You are planning a road trip. You have carefully mapped out all potential waypoints that you may stop at. From each waypoint, there are roads that allow you to drive to other waypoints, but roads can only be used in one direction. In order to alleviate traffic jams, the road planners have decided to require tolls on the more popular roads. The less popular roads may even pay you to drive on them.

As a result, it may be possible to make a profit from the road trip. But there is a catch---your wallet can only hold a maximum of $w$ dollars more than what you have started with. You are allowed to get paid even when your wallet is full, but you will not be able to keep more than $w$ dollars over what you started with. You may assume that whenever you need to pay a toll, you will have money to pay.

What is the maximum profit you can make on your trip?

The first line of input contains three integers $n$, $m$, and $w$ ($1 \leq n, m \leq 2\,000$, $1 \leq w \leq 100$), where $n$ is the number of waypoints, $m$ is the number of roads, and $w$ is the additional capacity of your wallet. The waypoints are numbered $1$ through $n$. The first waypoint ($1$) is the start of your road trip, and the last waypoint ($n$) is the destination.

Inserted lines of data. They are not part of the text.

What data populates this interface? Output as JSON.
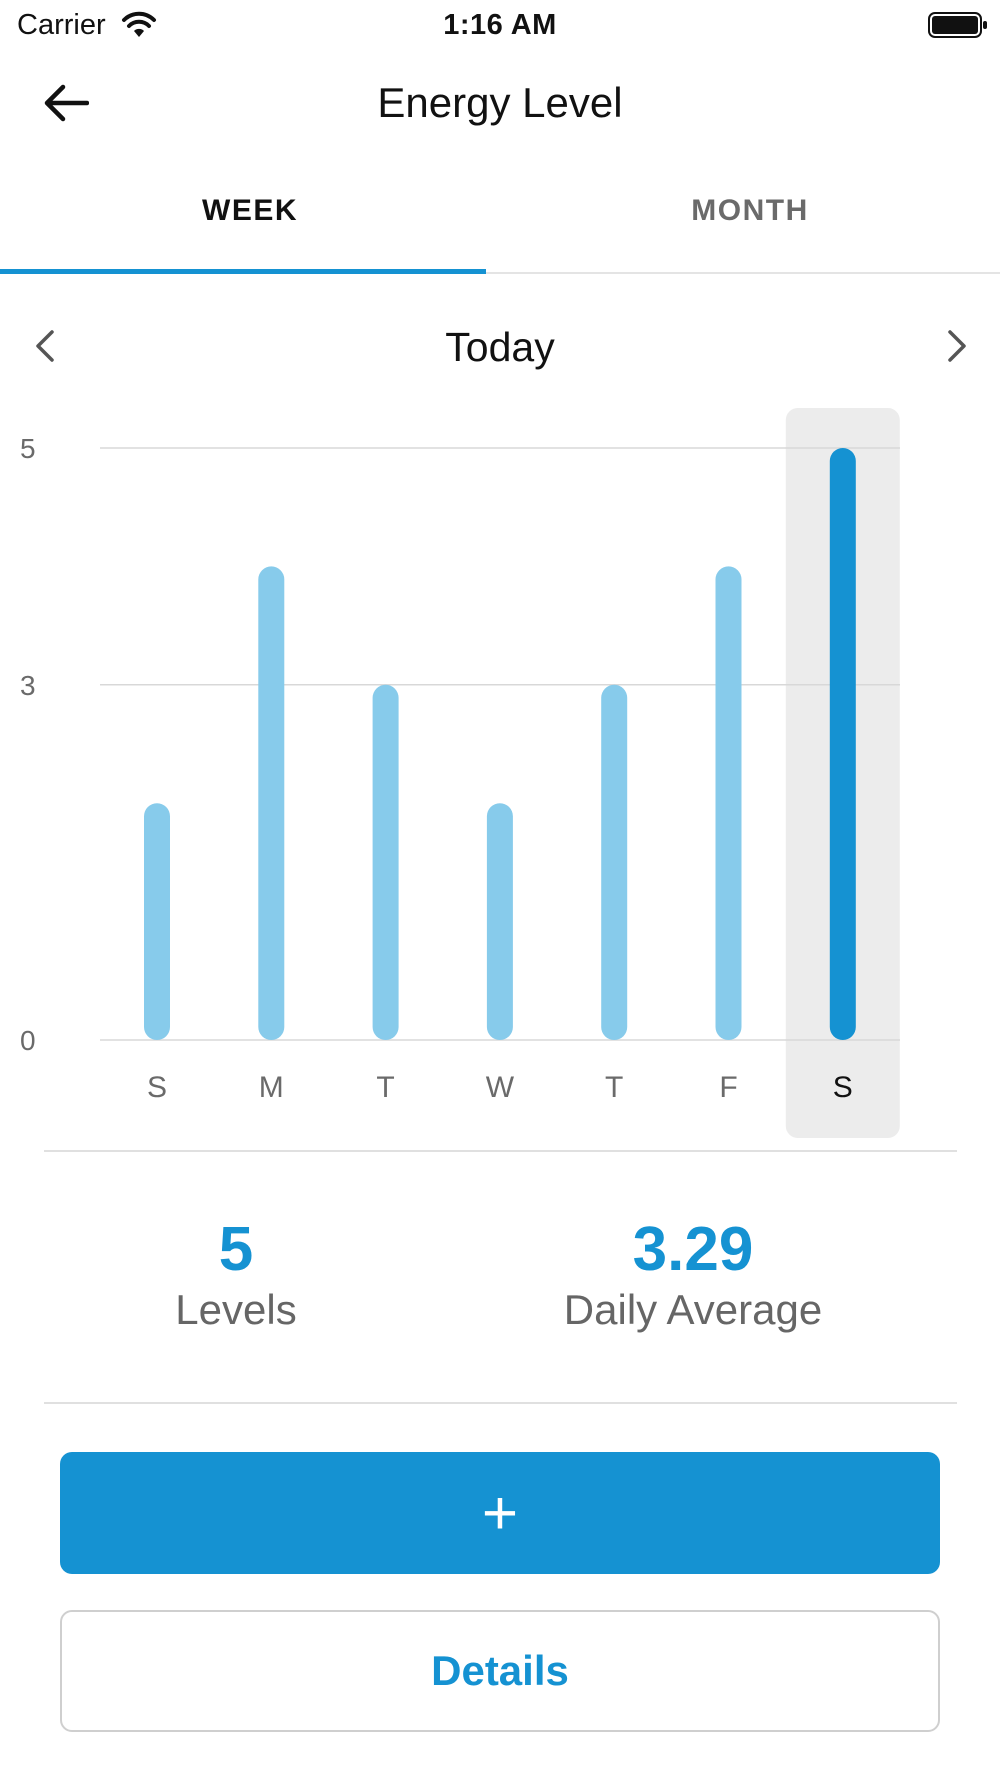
{
  "status_bar": {
    "carrier": "Carrier",
    "time": "1:16 AM",
    "wifi_icon": "wifi-icon",
    "battery_icon": "battery-icon"
  },
  "nav": {
    "title": "Energy Level",
    "back_icon": "arrow-left-icon"
  },
  "tabs": [
    {
      "label": "WEEK",
      "selected": true
    },
    {
      "label": "MONTH",
      "selected": false
    }
  ],
  "period": {
    "label": "Today",
    "prev_icon": "chevron-left-icon",
    "next_icon": "chevron-right-icon"
  },
  "chart_data": {
    "type": "bar",
    "categories": [
      "S",
      "M",
      "T",
      "W",
      "T",
      "F",
      "S"
    ],
    "values": [
      2,
      4,
      3,
      2,
      3,
      4,
      5
    ],
    "highlighted_index": 6,
    "yticks": [
      0,
      3,
      5
    ],
    "ylim": [
      0,
      5
    ],
    "grid": true,
    "colors": {
      "bar": "#87cbeb",
      "highlight_bar": "#1592d2",
      "highlight_bg": "#ececec"
    }
  },
  "stats": {
    "levels_value": "5",
    "levels_label": "Levels",
    "average_value": "3.29",
    "average_label": "Daily Average"
  },
  "actions": {
    "add_label": "+",
    "details_label": "Details"
  },
  "colors": {
    "accent": "#1592d2"
  }
}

Each of the next $m$ lines contains three integers $u$, $v$, and $t$ ($1 \leq u, v \leq n$, $-100 \leq t \leq 100$), indicating that there is a road from waypoint $u$ to waypoint $v$, with a gain of $t$ dollars. If $t > 0$, then you are paid $t$ dollars to use the road. If $t < 0$, you must pay a toll of $|t|$ dollars to use the road, resulting in a change of $t$ to your profit. It is guaranteed that $u \neq v$, and there is at most one road from $u$ to $v$ (but there can also be a road from $v$ to $u$).

You may assume that it is possible to reach waypoint $n$ from waypoint 1.

Output a single integer, which is the maximum profit you can make during the road trip. If there is a loss, output the loss as a negative number.